Subterranean Books has some great pics up from Tim Lane's art show and book release party last Friday night. Here's one of the author with a life-size cut out that I want for my living room:
Forget about Marvel's Secret Invasion or DC's Final Crisis. The real comic book event of the summer comes in the unassuming guise of a hardcover collection of illustrated short stories. Abandoned Cars (Fantagraphics) is the breathtaking debut book by St. Louis writer/illustrator Tim Lane. Lane drew on a number of inspirations-everything from "pre-Comics Code" comics like Will Eisner's The Spirit to Bruce Springsteen's concept album Nebraska to inform this collection of atmospheric tales about the human condition. "Over technique, over stylization, more important than anything else is emotional impact," he says. This isn't to say that the book lacks either technique or style, but that for all its visual dazzle, there's an emotional tug, sometimes sympathy, sometimes revulsion. Refreshingly, the book isn't slavishly devoted to genre or to its inherent comic book-ness (no tights or monsters). So why not just write a straight-up short story collection? "The stories I like to tell are conducive to comics," he says. The book signals the arrival of a major new voice on the American literary landscape, with or without the illustrations.

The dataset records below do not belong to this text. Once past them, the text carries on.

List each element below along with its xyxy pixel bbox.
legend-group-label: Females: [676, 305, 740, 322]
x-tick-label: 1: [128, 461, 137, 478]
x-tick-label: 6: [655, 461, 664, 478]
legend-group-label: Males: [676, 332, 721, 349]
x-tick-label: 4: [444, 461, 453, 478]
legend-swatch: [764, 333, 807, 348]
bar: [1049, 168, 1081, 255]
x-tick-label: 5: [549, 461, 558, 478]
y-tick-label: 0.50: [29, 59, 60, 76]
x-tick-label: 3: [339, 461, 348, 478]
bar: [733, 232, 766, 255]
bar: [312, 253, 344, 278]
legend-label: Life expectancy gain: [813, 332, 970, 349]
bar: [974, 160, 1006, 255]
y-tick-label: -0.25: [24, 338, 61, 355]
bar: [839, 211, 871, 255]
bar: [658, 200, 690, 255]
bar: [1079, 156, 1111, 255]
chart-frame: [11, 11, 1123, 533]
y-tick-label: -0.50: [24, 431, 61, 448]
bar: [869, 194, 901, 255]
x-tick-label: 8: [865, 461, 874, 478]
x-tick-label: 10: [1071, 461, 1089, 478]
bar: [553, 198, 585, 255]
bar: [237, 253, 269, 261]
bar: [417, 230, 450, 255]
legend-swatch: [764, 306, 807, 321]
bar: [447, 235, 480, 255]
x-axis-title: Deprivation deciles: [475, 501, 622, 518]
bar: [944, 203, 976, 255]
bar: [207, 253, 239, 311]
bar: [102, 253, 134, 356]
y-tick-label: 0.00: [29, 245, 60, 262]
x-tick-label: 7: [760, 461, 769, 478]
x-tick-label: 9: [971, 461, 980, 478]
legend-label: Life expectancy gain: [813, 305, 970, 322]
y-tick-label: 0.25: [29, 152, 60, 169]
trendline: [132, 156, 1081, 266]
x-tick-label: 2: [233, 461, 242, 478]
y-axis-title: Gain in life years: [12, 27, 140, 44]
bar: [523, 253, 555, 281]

Abandoned Cars is Tim Lane’s first collection of graphic short stories, noir-ish narratives that are united by their exploration of the great American mythological drama by way of the desperate and haunted characters that populate its pages. Lane’s characters exist on the margins of society—alienated, floating in the void between hope and despair, confused but introspective. Some of them are experiencing the aftermath of an existential car crash—those surreal moments after a car accident, when time slows down and you’re trying to determine what just happened and how badly you’re hurt. Others have gone off the deep end, or were never anywhere but the deep end. Some are ridiculous, others dignified in their efforts to struggle to make sense of, and cope with, the absurdities, outrages, ghosts, and poisons in their lives.
The writing is straightforward, the stories mainstream but told in a pulpy idiom with an existential edge, often in the first person, reminiscent of David Goodis’s or Jim Thompson’s prose or of films like Pick-Up on South Street or Out of the Past. Visually, Lane’s drawing is in a realistic mode, reminiscent of Charles Burns, that heightens the tension in stories that veer between naturalism on the one hand and the comical, nightmarish, and hallucinatory on the other. Here, American culture is a thrift store and the characters are thrift store junkies living among the clutter. It’s an America depicted as a subdued and haunted Coney Island, made up of lost characters—boozing, brawling, haplessly shooting themselves in the face, and hopping freight trains in search of Elvis.
Abandoned Cars is an impressive debut of a major young American cartoonist.